Liebe Brüder und Schwestern, euer Gebet ist heute dringender denn je. Die heilige Teresa von Ávila schrieb, dass »in schwierigen Zeiten starke Freunde Gottes gebraucht werden, um die Schwachen zu unterstützen«.[5] Die Zeit der Pandemie hat uns deutlich vor Augen geführt, dass uns der Zustand der Verletzlichkeit alle vereint: »Uns wurde klar, dass wir alle im selben Boot sitzen, alle schwach und orientierungslos sind, aber zugleich wichtig und notwendig, denn alle sind wir dazu aufgerufen, gemeinsam zu rudern«.[6] Die erste Weise, dies zu tun, liegt eben im Beten. Wir alle können es tun; und selbst wenn wir wie Mose Unterstützung brauchen (vgl. Ex 17,10), sind wir sicher, dass der Herr unsere Anrufung erhören wird.

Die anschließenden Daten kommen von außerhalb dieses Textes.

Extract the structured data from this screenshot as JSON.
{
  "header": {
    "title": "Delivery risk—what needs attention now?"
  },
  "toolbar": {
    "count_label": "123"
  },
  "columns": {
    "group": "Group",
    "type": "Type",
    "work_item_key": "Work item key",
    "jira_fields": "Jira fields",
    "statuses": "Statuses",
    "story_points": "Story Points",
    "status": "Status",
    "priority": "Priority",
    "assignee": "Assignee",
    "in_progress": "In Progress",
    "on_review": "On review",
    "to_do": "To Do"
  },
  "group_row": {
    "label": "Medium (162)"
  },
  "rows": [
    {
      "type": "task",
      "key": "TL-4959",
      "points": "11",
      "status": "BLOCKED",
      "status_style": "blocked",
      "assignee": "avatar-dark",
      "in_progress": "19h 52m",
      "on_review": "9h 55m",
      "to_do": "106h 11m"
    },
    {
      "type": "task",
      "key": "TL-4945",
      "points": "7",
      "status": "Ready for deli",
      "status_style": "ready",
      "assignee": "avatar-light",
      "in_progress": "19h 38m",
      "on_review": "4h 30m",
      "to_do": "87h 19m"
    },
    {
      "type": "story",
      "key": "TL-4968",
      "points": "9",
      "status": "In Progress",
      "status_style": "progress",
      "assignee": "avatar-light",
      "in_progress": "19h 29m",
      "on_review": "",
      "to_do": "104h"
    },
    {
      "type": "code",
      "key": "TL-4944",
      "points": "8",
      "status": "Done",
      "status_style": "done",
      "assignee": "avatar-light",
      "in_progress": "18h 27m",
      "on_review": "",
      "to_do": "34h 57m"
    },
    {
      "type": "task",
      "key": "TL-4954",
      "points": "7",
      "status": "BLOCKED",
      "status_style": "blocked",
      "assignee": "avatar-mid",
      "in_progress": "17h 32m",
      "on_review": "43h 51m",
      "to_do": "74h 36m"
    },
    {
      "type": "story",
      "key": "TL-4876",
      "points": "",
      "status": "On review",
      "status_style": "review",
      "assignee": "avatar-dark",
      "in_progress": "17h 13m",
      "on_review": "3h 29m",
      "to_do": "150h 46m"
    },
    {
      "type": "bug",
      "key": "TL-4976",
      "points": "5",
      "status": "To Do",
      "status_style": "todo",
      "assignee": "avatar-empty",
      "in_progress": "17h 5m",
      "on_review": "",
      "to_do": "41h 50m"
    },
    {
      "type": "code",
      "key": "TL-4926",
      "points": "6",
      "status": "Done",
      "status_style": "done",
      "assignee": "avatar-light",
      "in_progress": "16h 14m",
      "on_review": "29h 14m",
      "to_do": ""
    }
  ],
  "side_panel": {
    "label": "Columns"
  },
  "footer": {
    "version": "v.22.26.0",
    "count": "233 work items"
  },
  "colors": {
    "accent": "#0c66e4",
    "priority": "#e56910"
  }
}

Ich wünsche euch alles Gute. Möge der Herr euch segnen und die Gottesmutter euch beschützen.

 

Rom, St. Johannes im Lateran, 20. November 2021

 

 

 

 

[1] Rudolf Schnackenburg, Freundschaft mit Jesus, Freiburg i. Brg. 1996, S.57.

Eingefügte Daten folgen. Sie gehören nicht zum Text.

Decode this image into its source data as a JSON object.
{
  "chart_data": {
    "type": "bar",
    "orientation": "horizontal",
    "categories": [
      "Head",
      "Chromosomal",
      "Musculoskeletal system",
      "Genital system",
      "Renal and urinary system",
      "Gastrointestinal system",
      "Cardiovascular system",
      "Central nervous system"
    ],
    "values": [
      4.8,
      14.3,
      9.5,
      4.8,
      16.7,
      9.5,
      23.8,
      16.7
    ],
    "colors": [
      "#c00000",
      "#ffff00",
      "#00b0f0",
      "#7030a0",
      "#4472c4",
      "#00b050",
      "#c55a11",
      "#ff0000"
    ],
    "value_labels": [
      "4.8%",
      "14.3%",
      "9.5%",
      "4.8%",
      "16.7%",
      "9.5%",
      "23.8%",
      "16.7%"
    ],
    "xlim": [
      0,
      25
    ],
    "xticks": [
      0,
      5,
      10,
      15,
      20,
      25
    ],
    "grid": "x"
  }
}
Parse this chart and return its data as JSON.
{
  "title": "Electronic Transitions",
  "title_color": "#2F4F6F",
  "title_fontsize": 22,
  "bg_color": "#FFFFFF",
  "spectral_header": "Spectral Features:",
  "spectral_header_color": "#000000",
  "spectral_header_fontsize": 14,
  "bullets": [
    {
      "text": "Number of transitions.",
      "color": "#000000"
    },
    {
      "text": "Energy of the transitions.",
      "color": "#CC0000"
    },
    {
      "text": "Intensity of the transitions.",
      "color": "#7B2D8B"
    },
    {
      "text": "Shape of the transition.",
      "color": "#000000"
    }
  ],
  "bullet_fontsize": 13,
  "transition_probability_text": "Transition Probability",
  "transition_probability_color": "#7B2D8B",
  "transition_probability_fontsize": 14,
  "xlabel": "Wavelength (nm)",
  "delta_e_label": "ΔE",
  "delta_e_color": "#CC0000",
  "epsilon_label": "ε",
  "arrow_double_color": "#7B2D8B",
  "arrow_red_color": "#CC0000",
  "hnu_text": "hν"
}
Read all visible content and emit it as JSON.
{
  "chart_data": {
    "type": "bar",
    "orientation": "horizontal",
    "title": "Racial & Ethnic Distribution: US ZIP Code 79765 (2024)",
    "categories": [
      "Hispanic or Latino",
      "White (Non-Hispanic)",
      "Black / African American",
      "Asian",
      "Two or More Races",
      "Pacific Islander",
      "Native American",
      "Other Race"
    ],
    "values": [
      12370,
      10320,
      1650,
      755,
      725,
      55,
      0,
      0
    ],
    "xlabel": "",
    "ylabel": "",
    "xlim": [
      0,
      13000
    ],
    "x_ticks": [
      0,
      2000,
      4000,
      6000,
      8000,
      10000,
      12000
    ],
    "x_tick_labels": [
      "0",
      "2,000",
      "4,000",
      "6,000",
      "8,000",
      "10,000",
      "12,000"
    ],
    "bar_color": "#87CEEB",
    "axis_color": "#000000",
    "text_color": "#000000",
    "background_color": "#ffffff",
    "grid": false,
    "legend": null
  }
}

[2] Bischofssynode, Vorbereitungsdokument. Für eine synodale Kirche: Gemeinschaft, Teilhabe und Sendung, 2.

[3] Bishops’ Conference of England and Wales, Coronavirus and Access to Treatment, April 20th, 2020.

[4] USCCB - Public Affairs Office, Statement on Rationing Protocols by Health Care Professionals in Response to COVID-19, April 3rd 2020.

[5] Das Buch meines Lebens, 15,5.

[6] Besondere Andacht zur Zeit der Pandemie, 27. März 2020.